Блэшинский и Малаховский, подготовленные к такому приговору, не испугались, не просили пощады, не произнесли ни слова. Вейхард глядел на них со злорадством живодера, Садовский с глубоким сожалением, а некоторые игроки только приподнимали головы, чтобы взглянуть, какое впечатление произвел на монахов смертный приговор.

– Написать декрет, – приказал Миллер, – поставить виселицу, а завтра утром пусть их повесят.

Он ждал ответа. Они молчали. Он кипел затаенным гневом, уже прорывавшимся наружу. Несколько поляков, совершенно трезвых, стояли в сторонке, поглядывая друг на друга, и лица их странно изменились. Они пошептались и вышли из шатра.

– Готовьтесь к смерти, – повторил генерал.

– Мы готовы хоть сейчас умереть за веру, за отечество и за короля, – ответил Малаховский.

Входившие поляки в дверях палатки услышали ответ монахов. Миллер махнул рукой.

– Выпроводить их; поставить виселицу, а декрет отправить в монастырь. А так как, может быть, ксендз-настоятель пожелает полюбоваться на зрелище со стен, то поставить виселицу к ним поближе.

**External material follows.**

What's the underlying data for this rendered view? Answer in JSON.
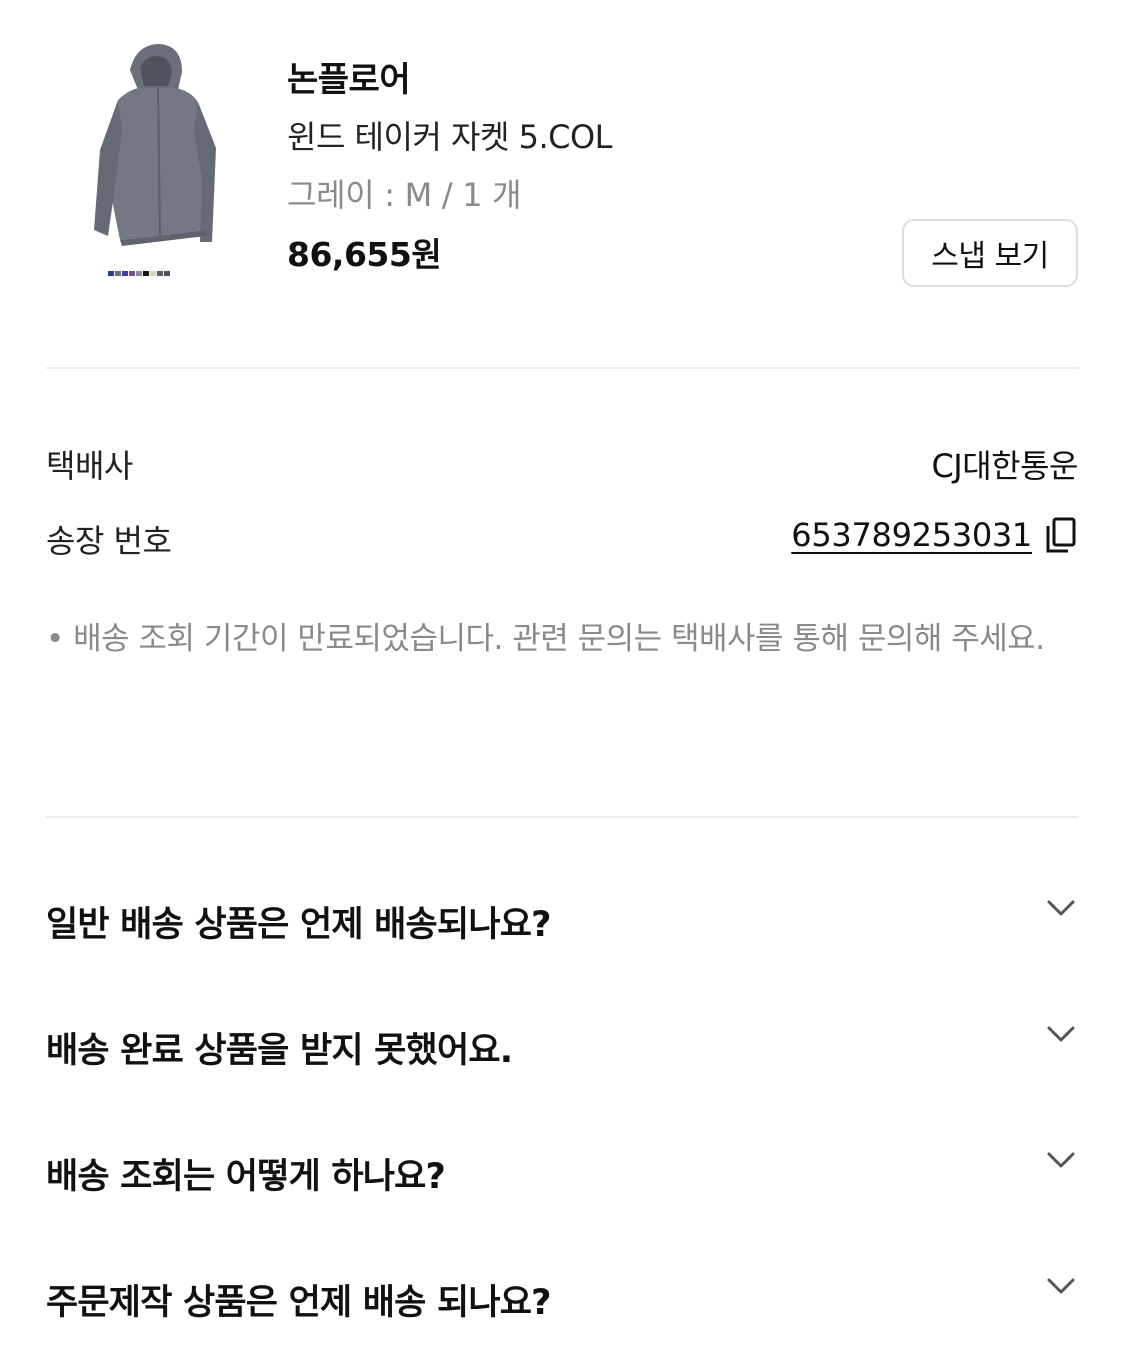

Хотя Вейхард постоянно поддакивал Миллеру и натравливал его на самые крайния меры, сам откровенно полагал, что казнь монахов наиболее действенная мера, после которой Ясногорский монастырь должен покориться, чтобы спасти жизнь своих детей, даже Вейхард не смел высказаться за нее на глазах присутствующих, настолько смертный приговор возмутил всех еще не опьяневших до потери сознания.

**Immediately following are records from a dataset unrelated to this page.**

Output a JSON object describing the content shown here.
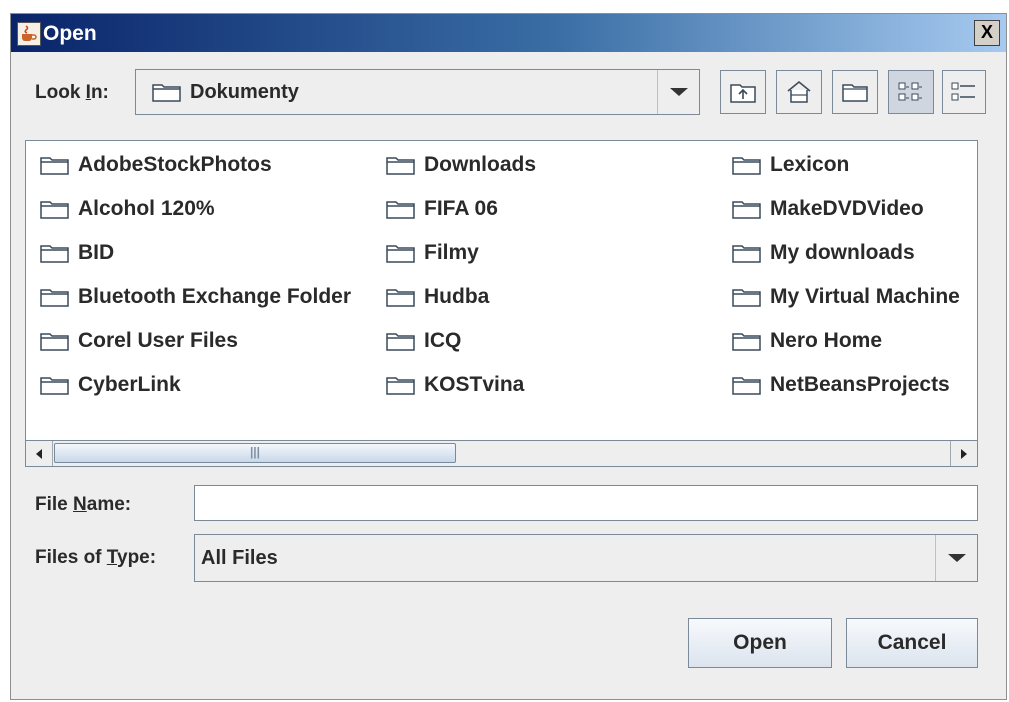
{
  "window": {
    "title": "Open",
    "close_label": "X"
  },
  "look_in": {
    "label_pre": "Look ",
    "label_mnemonic": "I",
    "label_post": "n:",
    "value": "Dokumenty"
  },
  "toolbar": {
    "buttons": [
      {
        "name": "up-one-level-button",
        "icon": "up-folder-icon"
      },
      {
        "name": "home-button",
        "icon": "home-icon"
      },
      {
        "name": "new-folder-button",
        "icon": "new-folder-icon"
      },
      {
        "name": "list-view-button",
        "icon": "list-view-icon",
        "pressed": true
      },
      {
        "name": "details-view-button",
        "icon": "details-view-icon"
      }
    ]
  },
  "files": {
    "columns": [
      [
        "AdobeStockPhotos",
        "Alcohol 120%",
        "BID",
        "Bluetooth Exchange Folder",
        "Corel User Files",
        "CyberLink"
      ],
      [
        "Downloads",
        "FIFA 06",
        "Filmy",
        "Hudba",
        "ICQ",
        "KOSTvina"
      ],
      [
        "Lexicon",
        "MakeDVDVideo",
        "My downloads",
        "My Virtual Machine",
        "Nero Home",
        "NetBeansProjects"
      ]
    ]
  },
  "file_name": {
    "label_pre": "File ",
    "label_mnemonic": "N",
    "label_post": "ame:",
    "value": ""
  },
  "file_type": {
    "label_pre": "Files of ",
    "label_mnemonic": "T",
    "label_post": "ype:",
    "value": "All Files"
  },
  "buttons": {
    "open": "Open",
    "cancel": "Cancel"
  }
}
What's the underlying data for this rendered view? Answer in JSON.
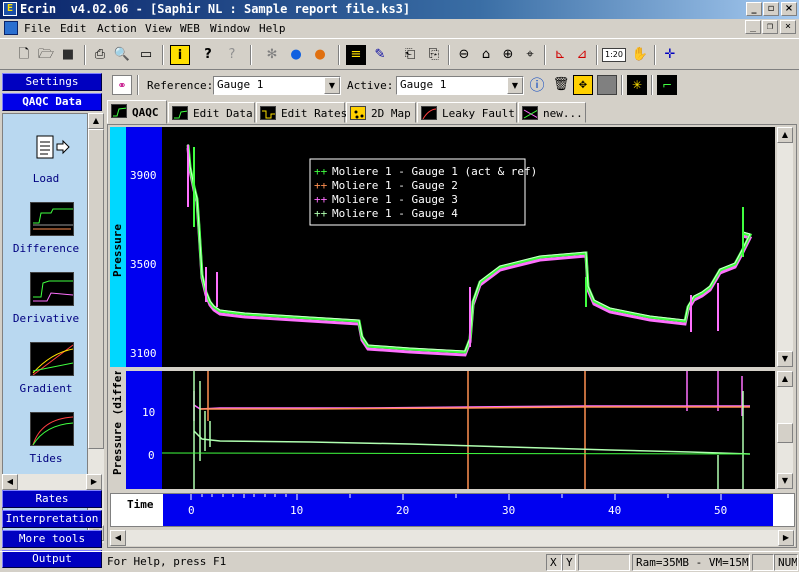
{
  "window": {
    "title": "Ecrin  v4.02.06 - [Saphir NL : Sample report file.ks3]",
    "app_icon_glyph": "E"
  },
  "menu": [
    "File",
    "Edit",
    "Action",
    "View",
    "WEB",
    "Window",
    "Help"
  ],
  "toolbar": [
    "new-file-icon",
    "open-folder-icon",
    "save-icon",
    "print-icon",
    "print-preview-icon",
    "page-setup-icon",
    "info-icon",
    "help-icon",
    "context-help-icon",
    "gear-icon",
    "blue-drop-icon",
    "orange-drop-icon",
    "list-icon",
    "pen-icon",
    "copy-plot-icon",
    "paste-plot-icon",
    "zoom-out-icon",
    "home-icon",
    "zoom-in-icon",
    "zoom-fit-icon",
    "axes-icon",
    "axes-scale-icon",
    "scale-icon",
    "pan-hand-icon",
    "cursor-target-icon"
  ],
  "toolbar_scale_label": "1:20",
  "left_panel": {
    "top_tabs": [
      "Settings",
      "QAQC Data"
    ],
    "items": [
      "Load",
      "Difference",
      "Derivative",
      "Gradient",
      "Tides"
    ],
    "bottom_tabs": [
      "Rates",
      "Interpretation",
      "More tools",
      "Output"
    ]
  },
  "reference_bar": {
    "reference_label": "Reference:",
    "reference_value": "Gauge 1",
    "active_label": "Active:",
    "active_value": "Gauge 1"
  },
  "tabs": [
    "QAQC",
    "Edit Data",
    "Edit Rates",
    "2D Map",
    "Leaky Fault",
    "new..."
  ],
  "active_tab": "QAQC",
  "colors": {
    "accent": "#00d8ff",
    "gauge1": "#40ff40",
    "gauge2": "#ff9050",
    "gauge3": "#ff70ff",
    "gauge4": "#b0ffb0"
  },
  "top_plot": {
    "ylabel": "Pressure",
    "yticks": [
      "3900",
      "3500",
      "3100"
    ],
    "legend": [
      "Moliere 1 - Gauge 1 (act & ref)",
      "Moliere 1 - Gauge 2",
      "Moliere 1 - Gauge 3",
      "Moliere 1 - Gauge 4"
    ]
  },
  "bottom_plot": {
    "ylabel": "Pressure (differen",
    "yticks": [
      "10",
      "0"
    ]
  },
  "time_axis": {
    "label": "Time",
    "ticks": [
      "0",
      "10",
      "20",
      "30",
      "40",
      "50"
    ]
  },
  "status": {
    "help_text": "For Help, press F1",
    "x_label": "X",
    "y_label": "Y",
    "memory": "Ram=35MB - VM=15MB",
    "numlock": "NUM"
  }
}
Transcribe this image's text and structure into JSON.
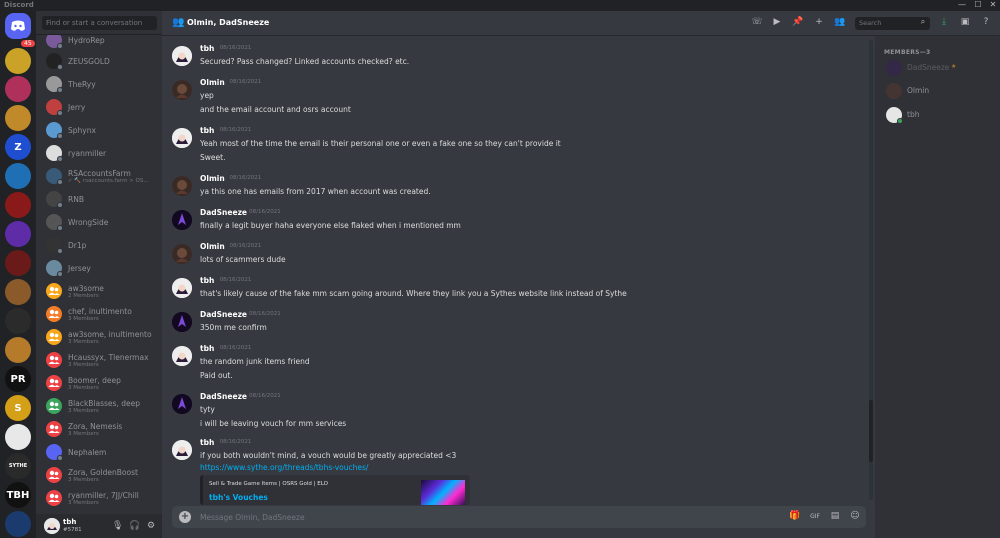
{
  "window": {
    "title": "Discord",
    "controls": [
      "—",
      "☐",
      "✕"
    ]
  },
  "servers": {
    "home_mention_count": "45",
    "list": [
      {
        "label": "Discord",
        "color": "#5865f2"
      },
      {
        "label": "",
        "color": "#c9a227"
      },
      {
        "label": "",
        "color": "#b0305c"
      },
      {
        "label": "",
        "color": "#c08a2a"
      },
      {
        "label": "Z",
        "color": "#1f4fd0"
      },
      {
        "label": "",
        "color": "#1f6fb5"
      },
      {
        "label": "",
        "color": "#8a1a1a"
      },
      {
        "label": "",
        "color": "#5d2ca6"
      },
      {
        "label": "",
        "color": "#6b1a1a"
      },
      {
        "label": "",
        "color": "#8b5a2b"
      },
      {
        "label": "",
        "color": "#2b2b2b"
      },
      {
        "label": "",
        "color": "#b57a2a"
      },
      {
        "label": "PR",
        "color": "#111111"
      },
      {
        "label": "S",
        "color": "#d4a017"
      },
      {
        "label": "",
        "color": "#e8e8e8"
      },
      {
        "label": "SYTHE",
        "color": "#2a2a2a"
      },
      {
        "label": "TBH",
        "color": "#111111"
      },
      {
        "label": "",
        "color": "#1b3b6f"
      }
    ]
  },
  "dm_search": {
    "placeholder": "Find or start a conversation"
  },
  "dms": [
    {
      "name": "HydroRep",
      "sub": "",
      "color": "#7a5a9a"
    },
    {
      "name": "ZEUSGOLD",
      "sub": "",
      "color": "#222222"
    },
    {
      "name": "TheRyy",
      "sub": "",
      "color": "#999999"
    },
    {
      "name": "Jerry",
      "sub": "",
      "color": "#c04040"
    },
    {
      "name": "Sphynx",
      "sub": "",
      "color": "#5a9ad0"
    },
    {
      "name": "ryanmiller",
      "sub": "",
      "color": "#dddddd"
    },
    {
      "name": "RSAccountsFarm",
      "sub": "✓ 🔨 rsaccounts.farm > OS...",
      "color": "#3a5a7a"
    },
    {
      "name": "RNB",
      "sub": "",
      "color": "#444444"
    },
    {
      "name": "WrongSide",
      "sub": "",
      "color": "#555555"
    },
    {
      "name": "Dr1p",
      "sub": "",
      "color": "#333333"
    },
    {
      "name": "Jersey",
      "sub": "",
      "color": "#6a8aa0"
    },
    {
      "name": "aw3some",
      "sub": "2 Members",
      "color": "#faa61a"
    },
    {
      "name": "chef, inultimento",
      "sub": "3 Members",
      "color": "#f47b28"
    },
    {
      "name": "aw3some, inultimento",
      "sub": "3 Members",
      "color": "#faa61a"
    },
    {
      "name": "Hcaussyx, Tlenermax",
      "sub": "3 Members",
      "color": "#ed4245"
    },
    {
      "name": "Boomer, deep",
      "sub": "3 Members",
      "color": "#ed4245"
    },
    {
      "name": "BlackBlasses, deep",
      "sub": "3 Members",
      "color": "#3ba55d"
    },
    {
      "name": "Zora, Nemesis",
      "sub": "3 Members",
      "color": "#ed4245"
    },
    {
      "name": "Nephalem",
      "sub": "",
      "color": "#5865f2"
    },
    {
      "name": "Zora, GoldenBoost",
      "sub": "3 Members",
      "color": "#ed4245"
    },
    {
      "name": "ryanmiller, 7JJ/Chill",
      "sub": "3 Members",
      "color": "#ed4245"
    }
  ],
  "user_panel": {
    "name": "tbh",
    "tag": "#5781"
  },
  "header": {
    "title": "Olmin, DadSneeze",
    "search_placeholder": "Search"
  },
  "messages": [
    {
      "author": "tbh",
      "time": "08/16/2021",
      "lines": [
        "Secured? Pass changed? Linked accounts checked? etc."
      ]
    },
    {
      "author": "Olmin",
      "time": "08/16/2021",
      "lines": [
        "yep",
        "and the email account and osrs account"
      ]
    },
    {
      "author": "tbh",
      "time": "08/16/2021",
      "lines": [
        "Yeah most of the time the email is their personal one or even a fake one so they can't provide it",
        "Sweet."
      ]
    },
    {
      "author": "Olmin",
      "time": "08/16/2021",
      "lines": [
        "ya this one has emails from 2017 when account was created."
      ]
    },
    {
      "author": "DadSneeze",
      "time": "08/16/2021",
      "lines": [
        "finally a legit buyer haha everyone else flaked when i mentioned mm"
      ]
    },
    {
      "author": "Olmin",
      "time": "08/16/2021",
      "lines": [
        "lots of scammers dude"
      ]
    },
    {
      "author": "tbh",
      "time": "08/16/2021",
      "lines": [
        "that's likely cause of the fake mm scam going around. Where they link you a Sythes website link instead of Sythe"
      ]
    },
    {
      "author": "DadSneeze",
      "time": "08/16/2021",
      "lines": [
        "350m me confirm"
      ]
    },
    {
      "author": "tbh",
      "time": "08/16/2021",
      "lines": [
        "the random junk items friend",
        "Paid out."
      ]
    },
    {
      "author": "DadSneeze",
      "time": "08/16/2021",
      "lines": [
        "tyty",
        "i will be leaving vouch for mm services"
      ]
    },
    {
      "author": "tbh",
      "time": "08/16/2021",
      "lines": [
        "if you both wouldn't mind, a vouch would be greatly appreciated <3"
      ],
      "link": "https://www.sythe.org/threads/tbhs-vouches/"
    }
  ],
  "embed": {
    "provider": "Sell & Trade Game Items | OSRS Gold | ELO",
    "title": "tbh's Vouches"
  },
  "composer": {
    "placeholder": "Message Olmin, DadSneeze"
  },
  "members": {
    "header": "MEMBERS—3",
    "list": [
      {
        "name": "DadSneeze",
        "owner_icon": "★",
        "status": "offline"
      },
      {
        "name": "Olmin",
        "status": "offline"
      },
      {
        "name": "tbh",
        "status": "online"
      }
    ]
  },
  "colors": {
    "accent": "#5865f2",
    "link": "#00aff4",
    "online": "#3ba55d",
    "mention": "#ed4245"
  }
}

Когда монахи вышли, первым заговорил князь Хесский, с явным отвращением:

– Такими мерами мы не приобретем друзей для Карла-Густава.

– А сверх того, – прибавил, прохаживаясь взад и вперед, Садовский, – казнь будет нарушением разных обещаний короля, его универсалы обеспечивают неприкосновенность личности…

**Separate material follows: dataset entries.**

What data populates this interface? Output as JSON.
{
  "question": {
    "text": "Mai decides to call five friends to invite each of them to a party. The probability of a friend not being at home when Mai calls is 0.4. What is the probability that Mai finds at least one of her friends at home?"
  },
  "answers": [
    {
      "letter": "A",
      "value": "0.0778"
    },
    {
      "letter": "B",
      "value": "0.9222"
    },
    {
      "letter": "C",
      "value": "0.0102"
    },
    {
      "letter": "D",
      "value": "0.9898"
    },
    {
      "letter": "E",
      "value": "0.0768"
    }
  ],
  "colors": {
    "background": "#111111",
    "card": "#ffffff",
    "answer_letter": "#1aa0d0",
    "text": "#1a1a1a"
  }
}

– Но не личности бунтовщиков! – подхватил Миллер.

– Они священнослужители, – заметил князь Хесский, – а впрочем, – прибавил он, – делайте как хотите, генерал.

Вейхард молчал. Миллер ожидал от него поддержки, но ловкий граф, увидев, что ветер подул в другую сторону, засуетился и ушел под предлогом какого-то спешного распоряжения.

Молча сели все за ужин. Минуту спустя князь Хесский опять совершенно равнодушно буркнул:

– Скажите, генерал, вы действительно имеете намерение повесить этих двух монахов?

– А почему бы нет?

– Я не говорю, что нет, но какая от того будет польза?

– А увидим!

– Столько с нами здесь поляков; все они подневольные союзники, а что же будет после?

– Боимся мы их, что ли?!

– Боимся? Конечно, не боимся; но немного щадить их чувства не мешает.

В ответ Миллер пожал плечами.

– Трусливый сброд, который нужно держать в страхе, – сказал он, – пусть знают, что со шведом шутки плохи.

– О, это они уже наверно знают.

Разговор оборвался, и никто не замолвил больше слова за монахов.

В польском лагере, находившемся посреди шведского, так как Миллер не доверял своим пособникам, известие о смертном приговоре ченстоховским монахам произвело большое впечатление. Под вечер пришли и подтвердили слух полковники, бывшие в палатке Миллера и слышавшие его нервные речи и угрозы.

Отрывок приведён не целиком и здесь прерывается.